What viruses can trigger juvenile diabetes?

Science and Health

Type-1 diabetes (T1D), which used to be called “juvenile diabetes” but can be diagnosed in adults as well, is an autoimmune, chronic condition caused by the failure of the pancreas to produce any or enough insulin to let glucose enter the cells properly and produce energy. Different factors including genetics can cause it, and scientists have claimed that certain viruses can trigger it.

Despite much research into the disorder, T1D has no cure. Treatment is directed toward managing the amount of sugar in the blood using insulin, diet and lifestyle to prevent complications.

Now, researchers at the Hebrew University of Jerusalem (HU) have proposes a new model suggesting that disrupted RNA editing within pancreatic beta cells might initiate an inflammatory response similar to early-stage T1D. This new perspective, they said, challenges the long-held belief of viral involvement, offering potential implications for treatments and cures. The new perspective that challenges the long-held belief of viral involvement offers potential implications for treatments and cures in the future, they said. 

The study at the Hebrew University-Hadassah Medical School, Bar-Ilan University (BIU) in Ramat Gan and Vanderbilt University in Nashville, Tennessee offers a new paradigm for early stages of T1D, suggesting a new cause that does not involve viral infection. 

Type 1 diabetes has a massive reach

The condition affects 10 million people around the world. Without insulin, the concentration of sugar in blood increases, leading to many complications. Patients who are typically diagnosed in childhood but not always, require lifelong treatment with insulin. 

A person receives a test for diabetes during Care Harbor LA free medical clinic in Los Angeles, California September 11, 2014. (credit: MARIO ANZUONI/REUTERS)

Diabetologists have long said that T1D is initiated by viral infection that in genetically-susceptible individuals causes an autoimmune attack on beta cells. This is supported by extensive information, for example the identification of an anti-viral response in early-stage disease. The implications of this view are vast; for example, it suggests the use of anti-viral therapy for preventing T1D. However, despite decades of search, a causal virus has not been found. 

The research, led by Prof. Yuval Dor, Dr. Agnes Klochendler and MD/PhD students Ehud Knebel and Shani Peleg, introduces a new model for how T1D may develop, explaining the anti-viral response but with no need for viral infection.  They have just published their findings in the journal Cell Metabolism under the title “Disrupted RNA Editing in Beta Cells Mimics Early-Stage Type-1 Diabetes.” 

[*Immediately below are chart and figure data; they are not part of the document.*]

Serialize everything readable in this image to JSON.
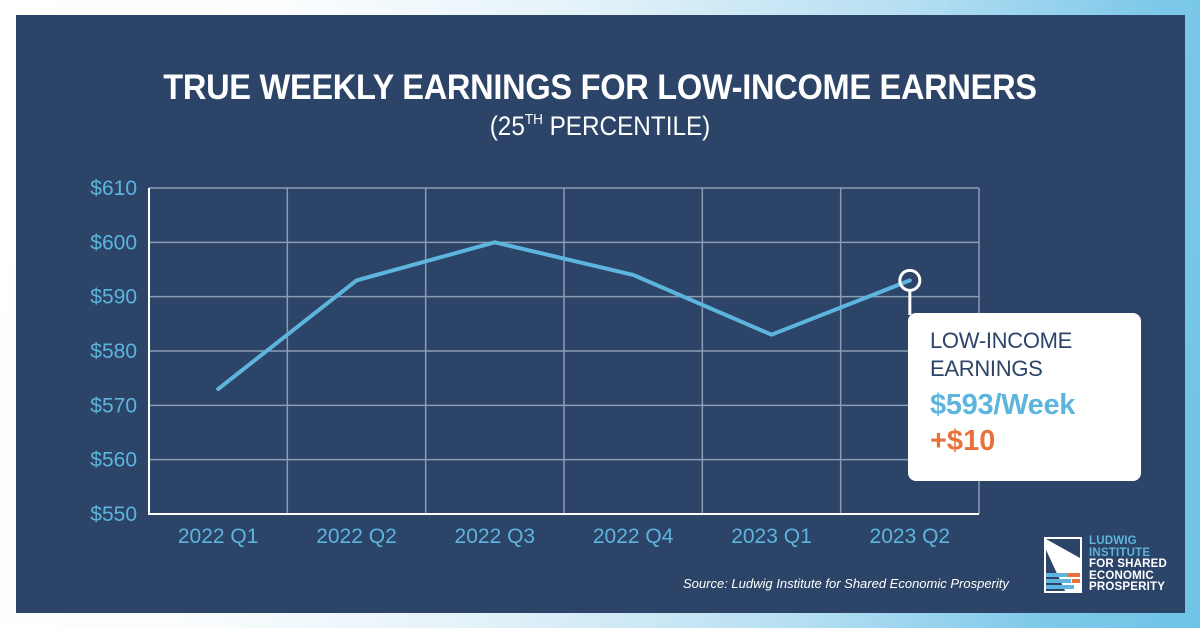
{
  "header": {
    "title": "TRUE WEEKLY EARNINGS FOR LOW-INCOME EARNERS",
    "subtitle_prefix": "(25",
    "subtitle_sup": "TH",
    "subtitle_suffix": " PERCENTILE)"
  },
  "callout": {
    "label_line1": "LOW-INCOME",
    "label_line2": "EARNINGS",
    "value": "$593/Week",
    "change": "+$10"
  },
  "footer": {
    "source": "Source: Ludwig Institute for Shared Economic Prosperity"
  },
  "logo": {
    "line1": "LUDWIG",
    "line2": "INSTITUTE",
    "line3": "FOR SHARED",
    "line4": "ECONOMIC",
    "line5": "PROSPERITY"
  },
  "colors": {
    "panel_bg": "#2c4468",
    "line": "#5db4dc",
    "grid": "#8b9cb5",
    "axis": "#ffffff",
    "accent_orange": "#e8733a",
    "frame_gradient_end": "#6ec3e6"
  },
  "chart_data": {
    "type": "line",
    "title": "TRUE WEEKLY EARNINGS FOR LOW-INCOME EARNERS",
    "subtitle": "(25TH PERCENTILE)",
    "categories": [
      "2022 Q1",
      "2022 Q2",
      "2022 Q3",
      "2022 Q4",
      "2023 Q1",
      "2023 Q2"
    ],
    "series": [
      {
        "name": "Low-Income Earnings (25th percentile)",
        "values": [
          573,
          593,
          600,
          594,
          583,
          593
        ]
      }
    ],
    "y_ticks": [
      "$550",
      "$560",
      "$570",
      "$580",
      "$590",
      "$600",
      "$610"
    ],
    "y_tick_values": [
      550,
      560,
      570,
      580,
      590,
      600,
      610
    ],
    "xlabel": "",
    "ylabel": "",
    "ylim": [
      550,
      610
    ],
    "grid": true,
    "annotations": [
      {
        "category": "2023 Q2",
        "text": "LOW-INCOME EARNINGS $593/Week +$10"
      }
    ],
    "source": "Source: Ludwig Institute for Shared Economic Prosperity"
  }
}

They used a mouse model that they corroborated with human islet data to prove that endogenous RNA in beta cells can lead to an immune response that caused T1D, thus identifying a virus-independent mechanism for T1D initiation.

The team studied a process called RNA editing that acts to dismantle endogenous RNA molecules that fold on themselves, forming double-stranded RNA. Since double-stranded RNA is a hallmark of many viruses, such molecules can often be recognized mistakenly by the immune system as an indication of an invading virus and trigger a detrimental immune response. 

The team found that when RNA editing is defective in pancreatic beta cells, the body mounts a massive inflammatory attack, destroying beta cells and eventually leading to diabetes, with feature that strikingly resemble T1D. They also discovered that high levels of blood glucose boost the inflammatory attack, suggesting a vicious cycle in which beta-cell destruction leads to diabetes that further drives destructive inflammation. Strikingly, independent work has recently discovered that genetically inherited defects in RNA editing predispose people to multiple auto-inflammatory conditions, including T1D, suggesting relevance to actual human T1D.  

“Our research presents compelling evidence that disruption of RNA editing within beta cells can trigger an inflammatory response resembling early-stage type-1 diabetes,” Dor explained. “This offers a new view for how T1D may develop, with implications for prevention and treatment strategies.” 

Klochendler added that “identifying a link between natural double-stranded RNA in beta cells, inflammation, and diabetes opens a new perspective on T1D – a paradigm of “the enemy within that doesn’t require an external viral infection as the triggering event for this disease.”